Ao entardecer, depois de ler um pouco o Sotero, o Candido de Figueiredo ou o Castro Lopes, e de ter passado mais uma vez a tintura nos cabelos, o velho mestre-escola saía vagarosamente de casa, muito abotoado no seu paletó de brim mineiro, e encaminhava-se para a botica do Bastos a dar dous dedos de prosa. Conversar é um modo de dizer, porque era Pelino avaro de palavras, limitando-se tão-somente a ouvir. Quando, porém, dos lábios de alguém escapava a menor incorreção de linguagem, intervinha e emendava. "Eu asseguro, dizia o agente do Correio, que..." Por aí, o mestre-escola intervinha com mansuetude evangélica: "Não diga 'asseguro', Senhor Bernades; em português é garanto".
E a conversa continuava depois da emenda, para ser de novo interrompida por uma outra. Por essas e outras, houve muitos palestradores que se afastaram, mas Pelino, indiferente, seguro dos seus deveres, continuava o seu apostolado de vernaculismo.

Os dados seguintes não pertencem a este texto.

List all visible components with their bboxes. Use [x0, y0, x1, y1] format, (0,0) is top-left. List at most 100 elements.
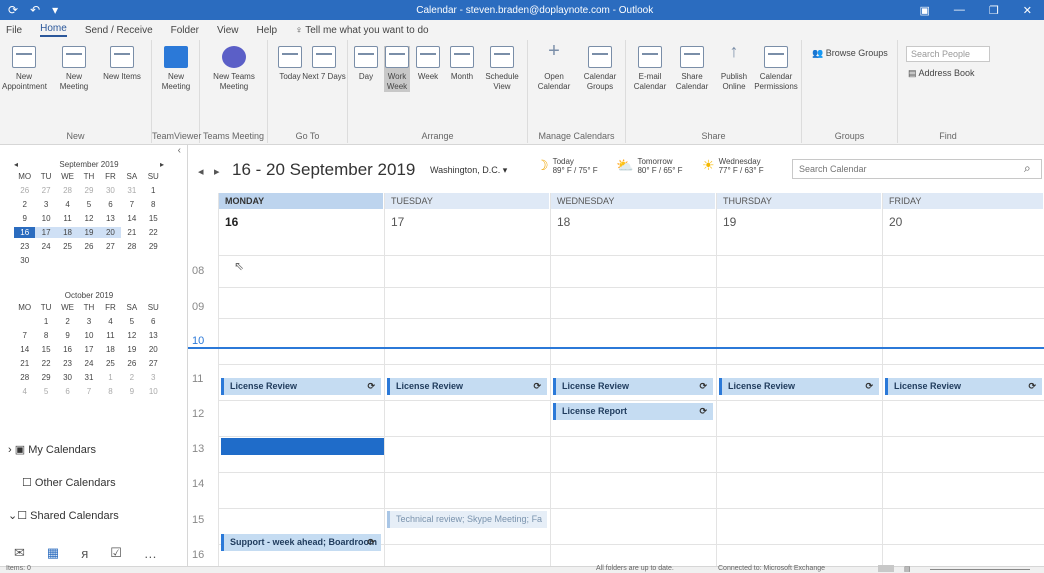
mini-date[interactable]: 12 — [121, 330, 142, 341]
other-calendars-node[interactable]: ☐ Other Calendars — [22, 476, 116, 489]
mini-date[interactable]: 20 — [143, 344, 164, 355]
mini-date[interactable]: 27 — [35, 185, 56, 196]
mini-date[interactable]: 14 — [121, 213, 142, 224]
mini-date[interactable]: 2 — [14, 199, 35, 210]
mini-date[interactable]: 18 — [100, 344, 121, 355]
publish-online-button[interactable]: ↑ Publish Online — [712, 42, 756, 92]
mini-date[interactable]: 2 — [57, 316, 78, 327]
mini-date[interactable]: 20 — [99, 227, 122, 238]
mini-date[interactable]: 26 — [78, 241, 99, 252]
search-calendar-input[interactable] — [792, 159, 1042, 179]
new-appointment-button[interactable]: New Appointment — [2, 46, 47, 92]
day-header-monday[interactable]: MONDAY — [219, 193, 384, 209]
mini-date[interactable]: 10 — [35, 213, 56, 224]
day-view-button[interactable]: Day — [348, 46, 384, 82]
tell-me-box[interactable]: ♀ Tell me what you want to do — [295, 25, 429, 36]
mini-date[interactable]: 18 — [56, 227, 79, 238]
mini-date[interactable]: 3 — [143, 372, 164, 383]
mini-date[interactable]: 8 — [143, 199, 164, 210]
day-header-thursday[interactable]: THURSDAY — [717, 193, 882, 209]
mini-date[interactable]: 12 — [78, 213, 99, 224]
mini-date[interactable]: 29 — [143, 241, 164, 252]
new-items-button[interactable]: New Items — [100, 46, 144, 82]
close-button[interactable]: ✕ — [1023, 4, 1032, 17]
shared-calendars-node[interactable]: ⌄☐ Shared Calendars — [8, 509, 119, 522]
mini-date[interactable]: 27 — [100, 241, 121, 252]
mini-date[interactable]: 30 — [57, 372, 78, 383]
mini-date[interactable]: 1 — [35, 316, 56, 327]
mini-date[interactable]: 17 — [78, 344, 99, 355]
more-icon[interactable]: … — [144, 546, 157, 561]
mini-date[interactable]: 19 — [78, 227, 100, 238]
tab-view[interactable]: View — [217, 25, 239, 36]
event-license-review-tue[interactable]: License Review ⟳ — [387, 378, 547, 395]
mini-date[interactable]: 28 — [14, 372, 35, 383]
mini-date[interactable]: 6 — [100, 199, 121, 210]
event-technical-review-tue[interactable]: Technical review; Skype Meeting; Fa — [387, 511, 547, 528]
mini-date[interactable]: 7 — [14, 330, 35, 341]
mini-date[interactable]: 6 — [57, 386, 78, 397]
mini-date[interactable]: 8 — [35, 330, 56, 341]
tab-file[interactable]: File — [6, 25, 22, 36]
tab-home[interactable]: Home — [40, 23, 67, 37]
undo-icon[interactable]: ↶ — [30, 3, 40, 17]
reading-view-icon[interactable]: ▤ — [904, 565, 911, 573]
mini-date[interactable]: 1 — [100, 372, 121, 383]
teamviewer-meeting-button[interactable]: New Meeting — [154, 46, 198, 92]
event-license-review-wed[interactable]: License Review ⟳ — [553, 378, 713, 395]
event-selected-slot[interactable] — [221, 438, 384, 455]
checkbox-icon[interactable]: ☐ — [22, 477, 35, 489]
tab-help[interactable]: Help — [257, 25, 278, 36]
open-calendar-button[interactable]: + Open Calendar — [532, 41, 576, 92]
search-people-input[interactable]: Search People — [906, 46, 990, 62]
mini-date[interactable]: 7 — [121, 199, 142, 210]
next-month-icon[interactable]: ▸ — [160, 160, 164, 169]
mini-date[interactable]: 16 — [14, 227, 36, 238]
mini-date[interactable]: 30 — [14, 255, 35, 266]
mini-date[interactable]: 16 — [57, 344, 78, 355]
mini-date[interactable]: 25 — [57, 241, 78, 252]
new-meeting-button[interactable]: New Meeting — [52, 46, 96, 92]
mini-date[interactable]: 14 — [14, 344, 35, 355]
prev-week-icon[interactable]: ◂ — [198, 165, 204, 178]
ribbon-display-icon[interactable]: ▣ — [920, 4, 930, 17]
mini-date[interactable] — [14, 316, 35, 327]
event-license-review-fri[interactable]: License Review ⟳ — [885, 378, 1042, 395]
mini-date[interactable]: 11 — [57, 213, 78, 224]
maximize-button[interactable]: ❐ — [989, 4, 999, 17]
day-header-wednesday[interactable]: WEDNESDAY — [551, 193, 716, 209]
mini-date[interactable]: 15 — [35, 344, 56, 355]
mini-date[interactable]: 6 — [143, 316, 164, 327]
mini-date[interactable]: 4 — [57, 199, 78, 210]
mini-date[interactable]: 28 — [57, 185, 78, 196]
search-icon[interactable]: ⌕ — [1024, 161, 1031, 176]
mini-date[interactable]: 21 — [14, 358, 35, 369]
mini-date[interactable]: 23 — [57, 358, 78, 369]
mini-date[interactable]: 26 — [14, 185, 35, 196]
people-icon[interactable]: ᴙ — [81, 546, 88, 561]
mini-date[interactable]: 13 — [143, 330, 164, 341]
mini-date[interactable]: 3 — [78, 316, 99, 327]
address-book-button[interactable]: ▤ Address Book — [908, 68, 975, 79]
browse-groups-button[interactable]: 👥 Browse Groups — [812, 48, 888, 59]
mini-date[interactable]: 10 — [143, 386, 164, 397]
mini-date[interactable]: 8 — [100, 386, 121, 397]
mini-date[interactable]: 23 — [14, 241, 35, 252]
customize-icon[interactable]: ▾ — [52, 3, 58, 17]
calendar-icon[interactable]: ▦ — [47, 545, 59, 561]
mini-date[interactable]: 9 — [14, 213, 35, 224]
checkbox-icon[interactable]: ☐ — [17, 510, 30, 522]
mini-date[interactable]: 26 — [121, 358, 142, 369]
next-week-icon[interactable]: ▸ — [214, 165, 220, 178]
mini-date[interactable]: 31 — [121, 185, 142, 196]
work-week-view-button[interactable]: Work Week — [384, 46, 410, 92]
mini-date[interactable]: 31 — [78, 372, 99, 383]
mini-date[interactable]: 9 — [121, 386, 142, 397]
calendar-permissions-button[interactable]: Calendar Permissions — [754, 46, 798, 92]
mini-date[interactable]: 17 — [35, 227, 57, 238]
month-view-button[interactable]: Month — [446, 46, 478, 82]
mini-date[interactable]: 5 — [78, 199, 99, 210]
week-view-button[interactable]: Week — [414, 46, 442, 82]
mini-date[interactable]: 1 — [143, 185, 164, 196]
mini-date[interactable]: 29 — [78, 185, 99, 196]
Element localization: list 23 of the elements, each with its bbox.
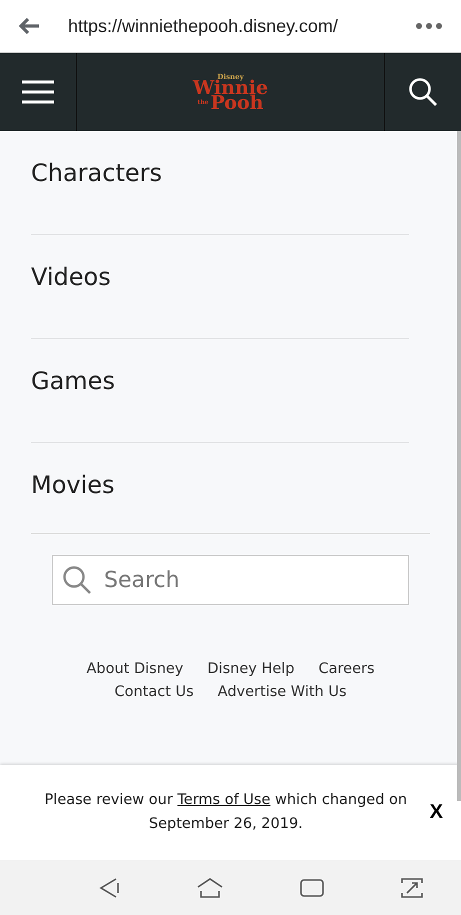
footer-link[interactable]: Advertise With Us [218, 684, 347, 700]
footer-link[interactable]: About Disney [86, 661, 184, 677]
back-icon[interactable] [98, 876, 120, 898]
back-arrow-icon[interactable] [18, 17, 40, 35]
more-icon[interactable] [415, 22, 443, 30]
home-icon[interactable] [197, 876, 224, 898]
search-icon [62, 565, 92, 595]
url-text[interactable]: https://winniethepooh.disney.com/ [68, 16, 387, 36]
menu-item[interactable]: Videos [31, 235, 409, 339]
menu-item[interactable]: Movies [31, 443, 409, 533]
footer-link[interactable]: Careers [318, 661, 375, 677]
expand-icon[interactable] [400, 876, 423, 898]
close-button[interactable]: X [424, 797, 449, 828]
search-field[interactable]: Search [52, 555, 409, 605]
terms-link[interactable]: Terms of Use [177, 792, 270, 808]
footer-link[interactable]: Disney Help [207, 661, 294, 677]
notice-text: Please review our Terms of Use which changed on September 26, 2019. [44, 791, 408, 834]
menu-item[interactable]: Games [31, 339, 409, 443]
menu-item[interactable]: Characters [31, 131, 409, 235]
menu-icon[interactable] [21, 80, 55, 104]
search-icon[interactable] [408, 77, 438, 107]
recent-apps-icon[interactable] [300, 878, 324, 898]
footer-link[interactable]: Contact Us [114, 684, 194, 700]
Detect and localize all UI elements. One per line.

BARRETO, L.A Nova California. Disponivel em www.dominiopublico.gov.br. Acesso em 24 jul.2019
Do ponto de vista linguístico, a defesa da norma-padrão pelo personagem caracteriza-se por
- A
contestar o ensino de regras em detrimento do conteúdo das informações.
- B
resgatar valores patrióticos relacionados às tradições da língua portuguesa.
- C
adotar uma perspectiva complacente em relação 308 desvios gramaticais.
- D
invalidar os usos da lingua pautados pelos preceitos da gramática normativa.
- E
desconsiderar diferentes níveis de formalidade nas situações de comunicação.
gabarito
Resolução
Quando a personagem fiscaliza a todo momento o erro do ''falar'' alheio, acaba ela própria cometendo um erro grosseiro à língua, que é o de desrespeitar e ignorar a diversidade nela presente e suas variações, que são essenciais para a formação real de uma língua com um caráter nacional. Assim, não compreender que há diferentes níveis de formalidade na hora de se conduzir uma conversa, demonstra a ignorância do mesmo que se disse conhecedor do linguajar.